What is the “execution layer” of AI usage?
The execution layer refers to using AI for automating routine, predefined tasks like drafting content, summarizing documents, or performing initial data passes. While it boosts productivity, it doesn’t fully leverage AI’s potential for strategic insight.
What is the “judgment layer” of AI usage?
The judgment layer involves employing AI to augment human decision-making, critical analysis, and strategic planning. This includes using AI for complex problem-solving, identifying trends, or providing nuanced insights to inform strategic choices.
Who conducted the study on AI usage modes?
The study identifying six distinct modes of AI usage was conducted by Tim Gorichanaz at Drexel University. His research was presented at the 2025 ASIS&T Annual Meeting.
What are the six identified modes of AI usage?
Based on an analysis of ChatGPT use cases, Gorichanaz identified six modes: Writing, Deciding, Identifying, Ideating, Talking, and Critiquing. These categories encompass the various ways users interact with AI.
Why is shifting to the judgment layer important for businesses?
Shifting AI usage to the judgment layer is crucial for businesses to maximize their ROI on AI investments and gain a competitive advantage. It allows AI to contribute to strategic decision-making and innovation, moving beyond simple task automation.
Key Takeaways
- Current AI adoption largely confines the technology to execution-level tasks, limiting its strategic value.

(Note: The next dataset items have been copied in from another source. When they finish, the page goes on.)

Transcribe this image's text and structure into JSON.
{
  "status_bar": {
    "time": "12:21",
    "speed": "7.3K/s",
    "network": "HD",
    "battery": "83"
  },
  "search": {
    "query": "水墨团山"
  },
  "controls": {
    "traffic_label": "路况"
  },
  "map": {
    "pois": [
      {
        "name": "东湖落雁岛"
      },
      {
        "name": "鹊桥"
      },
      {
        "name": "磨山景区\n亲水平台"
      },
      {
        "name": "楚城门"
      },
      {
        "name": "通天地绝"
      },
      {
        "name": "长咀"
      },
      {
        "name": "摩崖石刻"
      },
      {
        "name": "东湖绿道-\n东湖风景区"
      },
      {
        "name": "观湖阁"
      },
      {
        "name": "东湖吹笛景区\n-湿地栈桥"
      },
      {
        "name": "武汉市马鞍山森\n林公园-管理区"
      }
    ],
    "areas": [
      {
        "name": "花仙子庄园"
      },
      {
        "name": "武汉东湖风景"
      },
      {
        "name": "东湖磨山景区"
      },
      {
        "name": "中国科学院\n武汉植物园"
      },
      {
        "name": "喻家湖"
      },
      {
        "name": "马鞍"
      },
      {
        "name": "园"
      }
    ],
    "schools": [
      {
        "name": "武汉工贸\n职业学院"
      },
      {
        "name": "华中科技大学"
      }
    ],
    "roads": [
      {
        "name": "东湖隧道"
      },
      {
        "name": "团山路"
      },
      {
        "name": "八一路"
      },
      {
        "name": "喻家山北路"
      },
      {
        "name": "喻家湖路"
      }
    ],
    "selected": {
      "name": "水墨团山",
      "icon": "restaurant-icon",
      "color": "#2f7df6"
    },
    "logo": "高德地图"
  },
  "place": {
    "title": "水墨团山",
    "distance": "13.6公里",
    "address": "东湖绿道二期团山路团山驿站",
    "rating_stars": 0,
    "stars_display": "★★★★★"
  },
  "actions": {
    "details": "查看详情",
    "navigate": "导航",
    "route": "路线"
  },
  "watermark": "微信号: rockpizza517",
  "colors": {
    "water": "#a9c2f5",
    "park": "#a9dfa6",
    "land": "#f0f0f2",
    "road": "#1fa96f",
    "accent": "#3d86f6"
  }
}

- Drexel University research identifies six distinct modes of AI usage, highlighting the prevalence of basic automation.
- The significant untapped potential of AI lies in its application at the judgment layer, augmenting human decision-making.
- Organizations must transition from using AI for faster output to leveraging it for smarter insights and strategic advantage.
- Mastering AI for critical analysis and complex problem-solving will define future success for professionals and enterprises.